Hi!
The LIKE query probably doesn't use an index and thus finds the relevant data via sequential scan and equality checks on each record.
Yeah, exactly. An equality condition will use a btree index if available. LIKE, however, sees the "_" as a wildcard so it cannot use an index and resorts to a seqscan --- which will work fine. It's just index searches (and index-based sorts) that are broken. Of course, if there isn't an index on the column in question then this theory falls to the ground.

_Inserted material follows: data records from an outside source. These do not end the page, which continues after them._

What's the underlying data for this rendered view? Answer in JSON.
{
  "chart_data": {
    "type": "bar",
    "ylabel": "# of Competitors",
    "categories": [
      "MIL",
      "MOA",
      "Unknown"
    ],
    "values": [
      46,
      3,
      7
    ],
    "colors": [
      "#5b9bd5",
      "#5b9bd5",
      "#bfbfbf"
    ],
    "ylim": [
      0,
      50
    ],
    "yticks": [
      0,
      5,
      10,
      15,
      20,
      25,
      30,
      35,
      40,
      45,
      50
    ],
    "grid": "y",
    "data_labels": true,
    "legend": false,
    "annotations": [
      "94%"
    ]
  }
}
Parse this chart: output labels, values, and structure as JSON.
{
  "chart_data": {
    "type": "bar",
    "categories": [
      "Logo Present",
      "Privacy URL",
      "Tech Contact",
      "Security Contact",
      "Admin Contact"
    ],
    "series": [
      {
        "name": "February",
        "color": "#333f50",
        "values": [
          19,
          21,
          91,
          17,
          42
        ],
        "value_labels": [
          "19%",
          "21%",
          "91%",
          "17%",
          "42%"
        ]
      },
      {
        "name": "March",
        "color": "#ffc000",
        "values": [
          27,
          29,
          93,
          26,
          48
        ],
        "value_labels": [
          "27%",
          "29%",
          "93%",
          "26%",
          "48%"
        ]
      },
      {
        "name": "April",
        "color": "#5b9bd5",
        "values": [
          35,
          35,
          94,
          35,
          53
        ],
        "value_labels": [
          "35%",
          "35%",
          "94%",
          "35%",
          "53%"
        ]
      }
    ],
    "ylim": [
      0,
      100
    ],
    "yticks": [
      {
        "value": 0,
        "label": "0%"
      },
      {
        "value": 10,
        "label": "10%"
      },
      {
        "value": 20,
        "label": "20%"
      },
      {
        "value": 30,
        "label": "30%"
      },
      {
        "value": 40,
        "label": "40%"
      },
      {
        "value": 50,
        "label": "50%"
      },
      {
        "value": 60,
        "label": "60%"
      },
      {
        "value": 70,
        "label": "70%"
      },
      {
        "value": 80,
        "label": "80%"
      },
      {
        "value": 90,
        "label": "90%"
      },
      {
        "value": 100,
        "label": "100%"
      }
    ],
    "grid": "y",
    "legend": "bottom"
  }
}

There is composite index on baas column CREATE TABLE public.desktop ( id integer NOT NULL DEFAULT nextval('desktop_id_seq'::regclass), recordtype character(5) COLLATE pg_catalog."default" NOT NULL, klass character(1) COLLATE pg_catalog."default", baas character(8) COLLATE pg_catalog."default" NOT NULL, liigid character(1) COLLATE pg_catalog."default" NOT NULL DEFAULT ''::bpchar, jrk numeric(4,0) NOT NULL DEFAULT 0, ... CONSTRAINT desktop_pkey PRIMARY KEY (id), CONSTRAINT desktop_baas_not_empty CHECK (baas <> ''::bpchar), CONSTRAINT desktop_id_check CHECK (id > 0), CONSTRAINT desktop_recordtype_check CHECK (recordtype = 'Aken'::bpchar OR recordtype = 'Veerg'::bpchar) ) TABLESPACE pg_default; CREATE INDEX desktop_baas_liigid_idx ON public.desktop USING btree (baas COLLATE pg_catalog."default" ASC NULLS LAST, liigid COLLATE pg_catalog."default" ASC NULLS LAST) TABLESPACE pg_default; Maybe it is possible to force postgres in windows to use the same locale as in Linux. Locales are actually the same. Andrus.